The president smiled devilishly. "Yes, Jack," he answered, grinning broadly, "I did that for eight years - and HERE I AM!"

It seems to have slipped people's minds this week that President Bush was widely criticized, made fun of and even reviled during his four years as president. He was too preppy, too patrician, too patriarchal, too prudent, too privileged, particularly in the plebeian age that was just then itching to be born. He was, after all, the last president of the Eastern Establishment, of old and experienced families whose aura had influenced the nation for so many decades. And he was also, by the way, the last American president to actually win a war.

But for us, it has been downhill from there. Bush handed the end of the Cold War to Bill Clinton, who thanked him by going into the cupboard with Monica Lewinsky. An angry part of the country gave the nation to Donald J. Trump to "get even," and he has repaid it with his mobster's manners, which may well be changing our historical standards of ethical values.

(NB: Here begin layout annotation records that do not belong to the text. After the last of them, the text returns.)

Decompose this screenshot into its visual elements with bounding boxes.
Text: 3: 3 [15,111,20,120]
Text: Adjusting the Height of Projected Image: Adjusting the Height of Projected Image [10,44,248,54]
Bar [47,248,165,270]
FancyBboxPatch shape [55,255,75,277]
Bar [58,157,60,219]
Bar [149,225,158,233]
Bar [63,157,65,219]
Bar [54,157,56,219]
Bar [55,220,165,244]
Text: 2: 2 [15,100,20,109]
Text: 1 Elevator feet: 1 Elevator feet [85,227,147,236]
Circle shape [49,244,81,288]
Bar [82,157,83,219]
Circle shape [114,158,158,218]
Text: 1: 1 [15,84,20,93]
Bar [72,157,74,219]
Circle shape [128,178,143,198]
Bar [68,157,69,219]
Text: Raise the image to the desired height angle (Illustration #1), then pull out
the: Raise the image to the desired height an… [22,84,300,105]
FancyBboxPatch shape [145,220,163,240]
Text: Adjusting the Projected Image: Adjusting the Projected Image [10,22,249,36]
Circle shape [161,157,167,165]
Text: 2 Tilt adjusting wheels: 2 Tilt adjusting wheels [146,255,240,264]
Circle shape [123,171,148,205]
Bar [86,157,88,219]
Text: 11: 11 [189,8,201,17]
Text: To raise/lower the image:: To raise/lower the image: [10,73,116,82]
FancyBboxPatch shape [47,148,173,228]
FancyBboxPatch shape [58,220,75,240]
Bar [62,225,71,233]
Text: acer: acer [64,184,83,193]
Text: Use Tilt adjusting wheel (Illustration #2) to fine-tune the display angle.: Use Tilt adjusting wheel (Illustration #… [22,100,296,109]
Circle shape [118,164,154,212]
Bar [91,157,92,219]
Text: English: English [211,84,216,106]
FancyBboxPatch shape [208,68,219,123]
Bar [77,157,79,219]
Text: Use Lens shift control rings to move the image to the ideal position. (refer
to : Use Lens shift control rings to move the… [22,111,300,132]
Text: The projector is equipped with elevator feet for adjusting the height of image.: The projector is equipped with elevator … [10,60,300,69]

The man we buried last week called us to our best; now, we are called to our worst.

And this is curious, because we had thought that the new meritocracy - those who rise on merit and university educations - would improve the nation. But these new "elites" think of themselves instead of institutions, worship diversity as a goal instead of individual excellence and tend to be people, as New York Times columnist David Brooks puts it, who have existentially lost "the self as the seat of the soul."

Can any of this be changed back? Can we somehow re-create a new variant of those old cultural manners, reinfect them into society? Is there room for a new leadership class that prizes manners and values again? Do enough of us really want that?

Writing in The Washington Post of the man who had become a close friend, Bill Clinton commented that it would be "easy to sigh and say George H.W. Bush belonged to an era that is gone," but "I know what he would say: 'Nonsense. It's your duty to get that America back.'"

Perhaps during this week of mourning, this fine man will start us on that crucial journey back to those old duties.